Is Bolton the best option for Stuart Holden?

Austin LindbergCorrespondent IJanuary 15, 2010

EAST RUTHERFORD, NJ - MAY 16:  Stuart Holden #22 of the Houston Dynamo plays the ball against the New York Red Bulls at Giants Stadium in the Meadowlands on May 16, 2009 in East Rutherford, New Jersey. Houston and New York play to a 1-1 Tie.  (Photo by Mike Stobe/Getty Images for New York Red Bull)
Mike Stobe/Getty Images

Stuart Holden's trial with Bolton appears to be progressing nicely.  Rumors insist that newly-installed Owen Coyle is ready to hand Holden a contract with Bolton.  But is Bolton Holden's best option?

Holden was originally slated to have a trial with Burnley while Coyle was in charge there.
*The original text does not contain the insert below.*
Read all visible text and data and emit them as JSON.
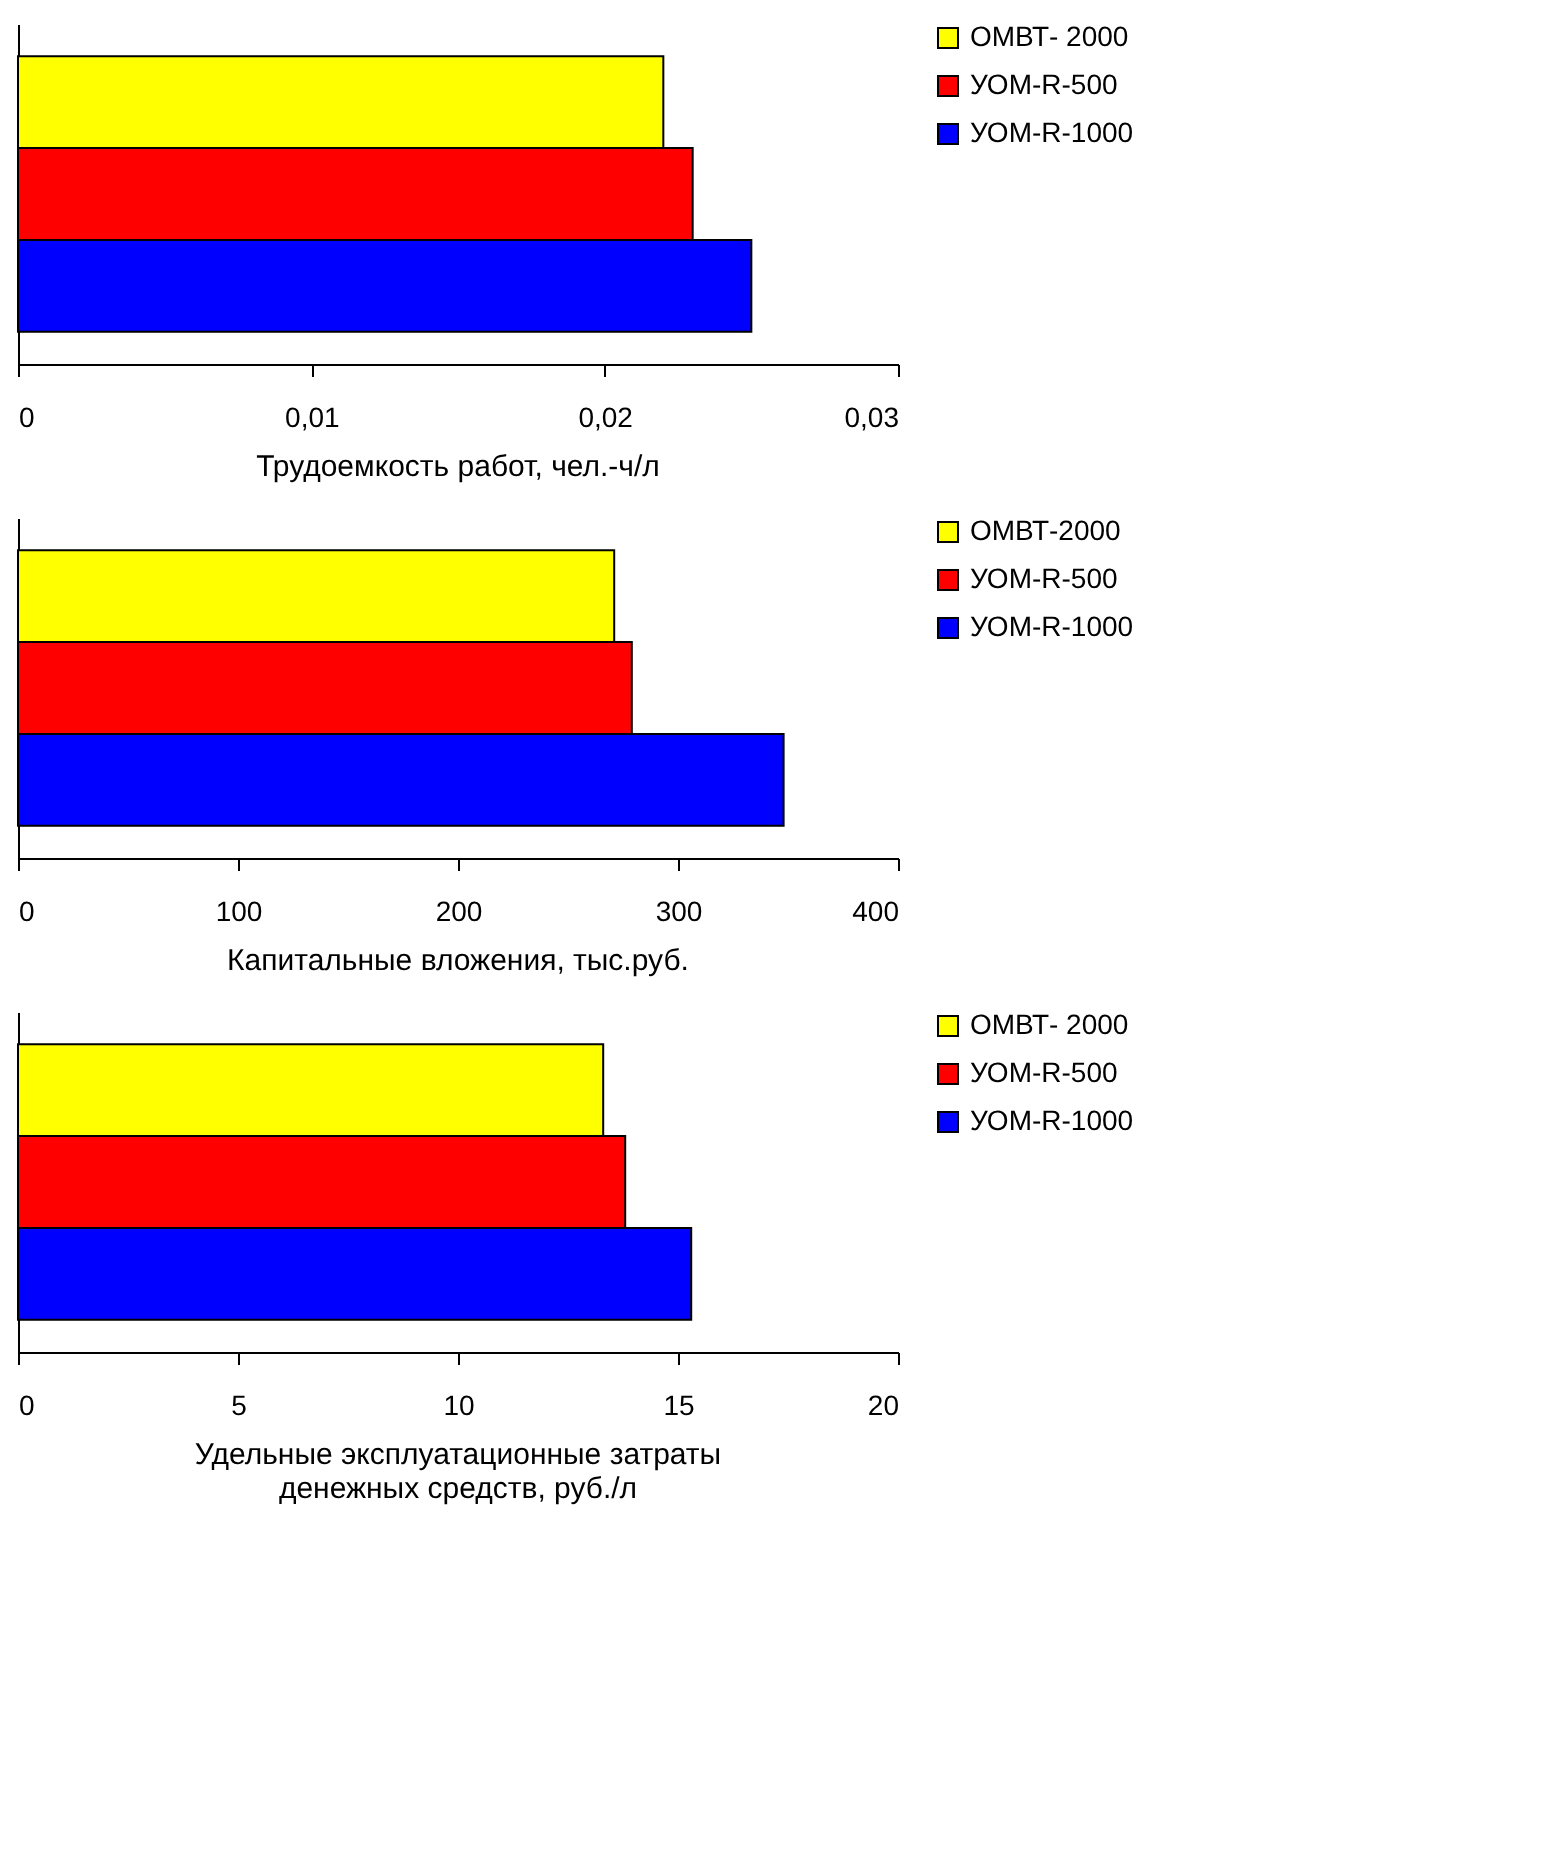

But when Coyle took up post at Bolton, a trial was quickly arranged and Holden crossed Lancashire to join up with Coyle at Bolton.
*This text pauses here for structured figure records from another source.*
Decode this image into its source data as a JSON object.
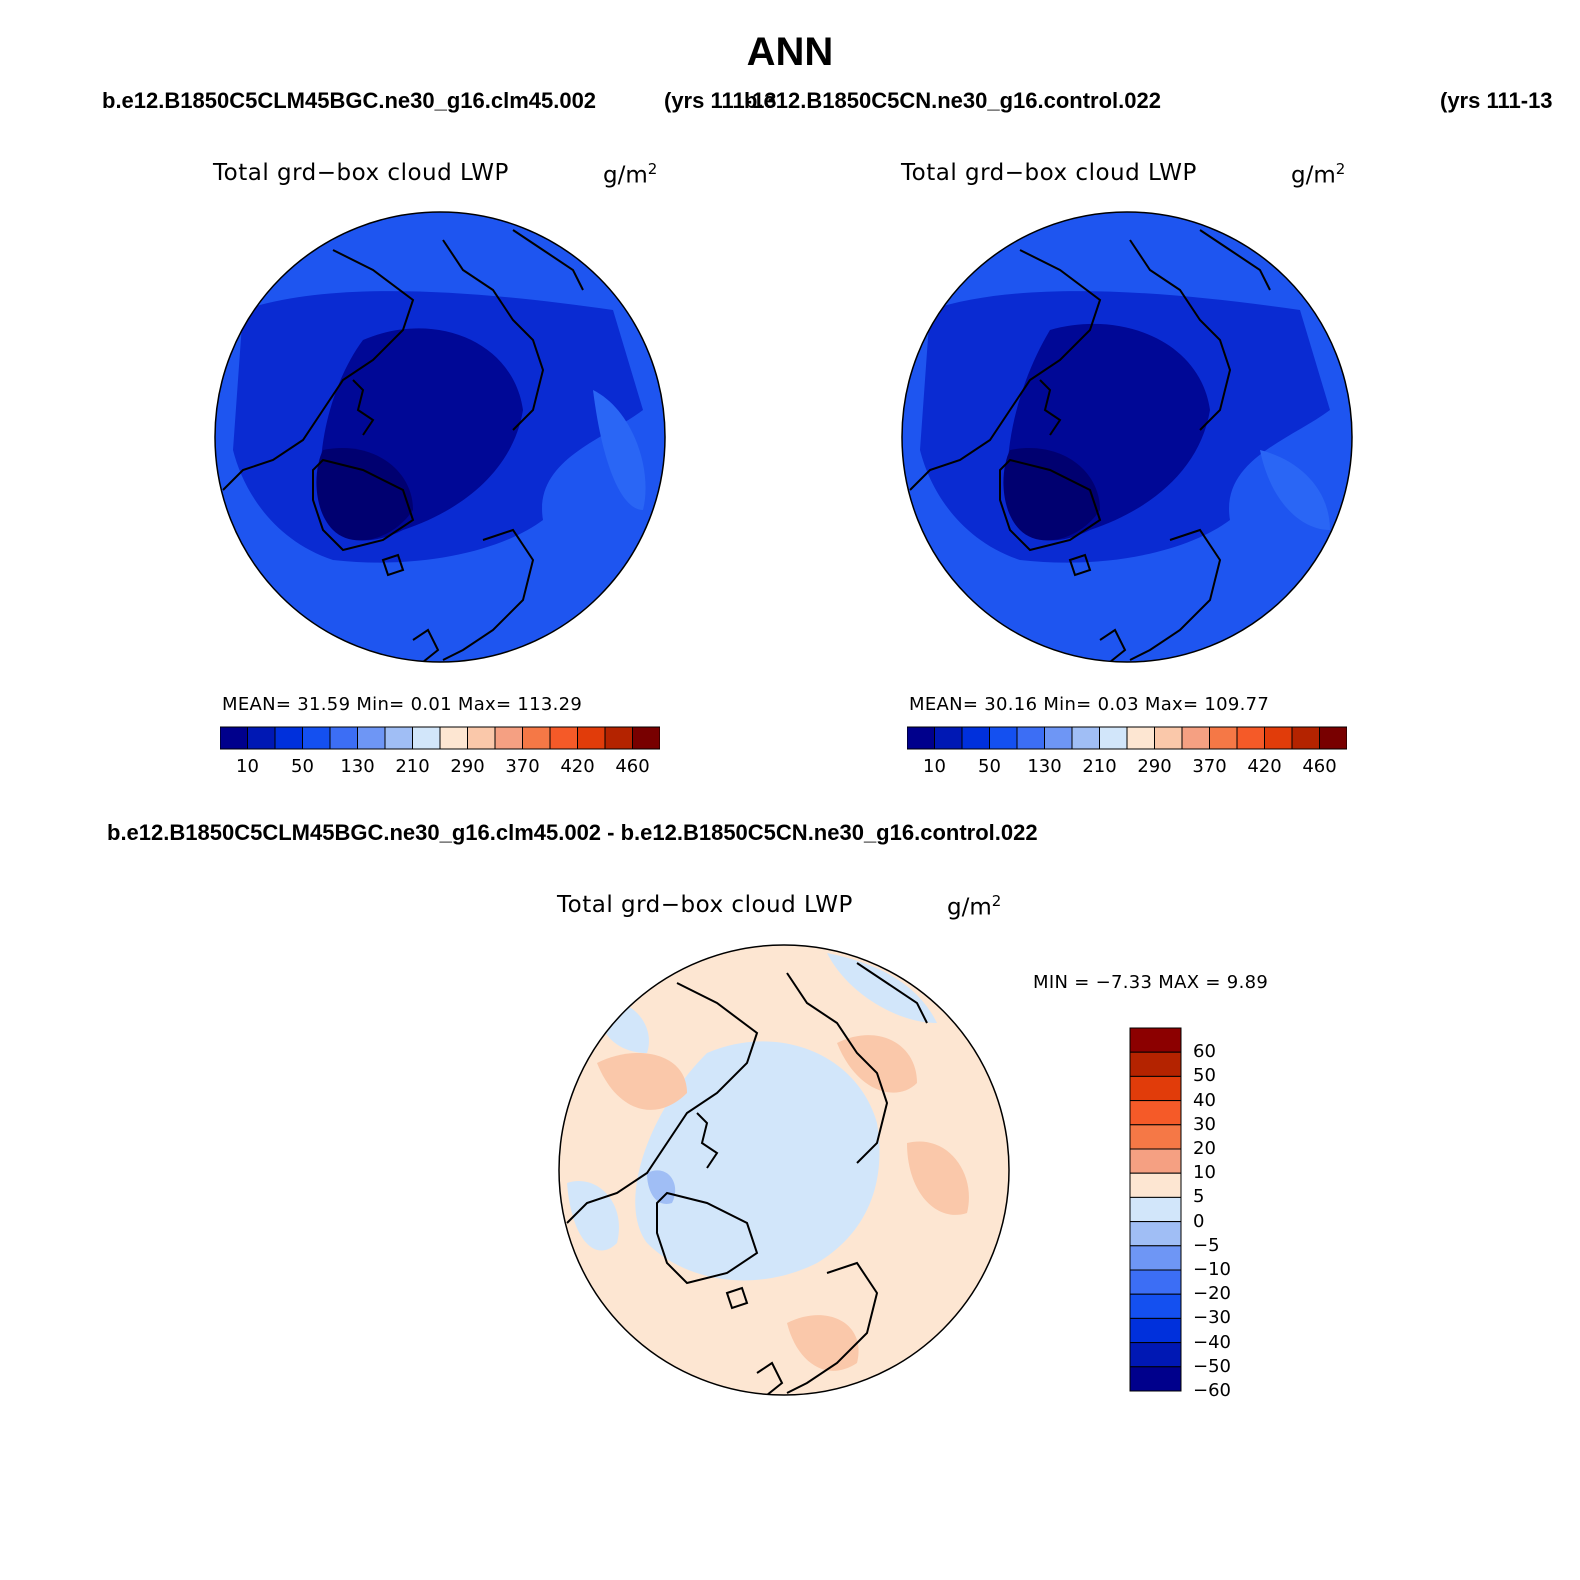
{
  "page": {
    "title": "ANN",
    "case1_header": "b.e12.B1850C5CLM45BGC.ne30_g16.clm45.002",
    "case1_years": "(yrs 111-13",
    "case2_header": "b.e12.B1850C5CN.ne30_g16.control.022",
    "case2_years": "(yrs 111-13",
    "diff_header": "b.e12.B1850C5CLM45BGC.ne30_g16.clm45.002 - b.e12.B1850C5CN.ne30_g16.control.022"
  },
  "panels": [
    {
      "variable": "Total grd−box cloud LWP",
      "units_base": "g/m",
      "units_exp": "2",
      "stats": "MEAN=   31.59   Min=     0.01   Max= 113.29"
    },
    {
      "variable": "Total grd−box cloud LWP",
      "units_base": "g/m",
      "units_exp": "2",
      "stats": "MEAN=   30.16   Min=     0.03   Max= 109.77"
    },
    {
      "variable": "Total grd−box cloud LWP",
      "units_base": "g/m",
      "units_exp": "2",
      "stats": "MIN =   −7.33  MAX =     9.89"
    }
  ],
  "colorbar_abs": {
    "colors": [
      "#00008c",
      "#0018b4",
      "#0030dc",
      "#1450f0",
      "#3c6ef5",
      "#6e96f5",
      "#a0bef5",
      "#d2e6fa",
      "#fde6d2",
      "#fac8aa",
      "#f5a082",
      "#f57846",
      "#f55a28",
      "#e13c0a",
      "#b42300",
      "#780000"
    ],
    "tick_labels": [
      "10",
      "50",
      "130",
      "210",
      "290",
      "370",
      "420",
      "460"
    ]
  },
  "colorbar_diff": {
    "colors": [
      "#8c0000",
      "#b42300",
      "#e13c0a",
      "#f55a28",
      "#f57846",
      "#f5a082",
      "#fde6d2",
      "#d2e6fa",
      "#a0bef5",
      "#6e96f5",
      "#3c6ef5",
      "#1450f0",
      "#0030dc",
      "#0018b4",
      "#00008c"
    ],
    "tick_labels": [
      "60",
      "50",
      "40",
      "30",
      "20",
      "10",
      "5",
      "0",
      "−5",
      "−10",
      "−20",
      "−30",
      "−40",
      "−50",
      "−60"
    ]
  },
  "map_fill": {
    "panel1_outer": "#1e55f0",
    "panel1_mid": "#0a2bd2",
    "panel1_inner": "#000896",
    "panel3_base": "#fde6d2",
    "panel3_neg": "#d2e6fa",
    "panel3_pos": "#fac8aa"
  }
}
Bolton has a deep midfield, if lacking in big names.  And in the midst of a relegation battle, Coyle is going to be reluctant to take any sorts of gambles with personnel.  Coyle has already said that Holden needs to prove that he is an improvement over what players are presently in the squad.

At 24 years old and a substitute on the U.S. Nation Team squad, Holden is not likely to be head and shoulders better than the midfield in place at Bolton.  Or at least his pedigree is likely to let him down.

Although time under Coyle and in a league as strong as the Premier League will ultimately improve Holden, if his ambition is to break into the U.S. first team for the World Cup, Bolton might not be the best solution at the moment.

With the club in the midst of a relegation battle, Holden not playing for more than two months and having to make the adjustment from the competition level in the MLS to one of the strongest leagues in the world, Holden wouldn't seem too likely to see substantial playing time.

A look back to a compatriot with similar stateside hype is Clint Dempsey.  Dempsey had a higher global profile after his impressive form at the World Cup in 2006 but was regarded similarly as Holden is now.  Dempsey joined Fulham in January 2007 and found himself in the midst of a relegation battle.  That season Dempsey made 10 appearances for Fulham, starting just once.

Not to say that these situations are identical, but it's about the closest thing to Holden's present situation in recent memory.  Is 10 appearances between the end of January and the beginning of May going to be enough time for Holden to force his way into the U.S. side?

If Holden's goal is to be a contributing member for the U.S. in South Africa, he needs to make sure that he's playing for a club that is going to get him regular time.  Although Bolton would be a good option long term, his World Cup prospects would likely suffer.

There are rumors that Rangers and Aberdeen have expressed interest in Holden. Although the Scottish Premier League is not as strong as it once was, it presents a good opportunity for American players looking to make their move to Europe.

The physicality of the Scottish game isn't lost on American players and the decline in quality leaves more opportunities for players to make an immediate impact and earn time.  Maurice Edu and DaMarcus Beasley's inclusions in the Rangers sides when healthy is an indication of where the quality of American internationals slots into the SPL.

Although the quality is not what it once was, Scotland presents arguably the best opportunity for young American players like Holden.  Rather than stay in the MLS for another year to develop and get regular playing time, the Scotland opportunity proves Holden the chance to learn the game properly.

There is a reason many of the European-based regulars who get regular time come back to the U.S. improved.  It's learning to play the game the way it was meant to be played. From coaches who grew up understanding the game, and playing alongside players who have that same background.

If Holden can earn regular playing time under Coyle at Bolton, then it's likely his best option.  But if he can't, which is a very real possibility, then a return to Scotland (where Holden was born) seems the best situation for Holden's short and long term career.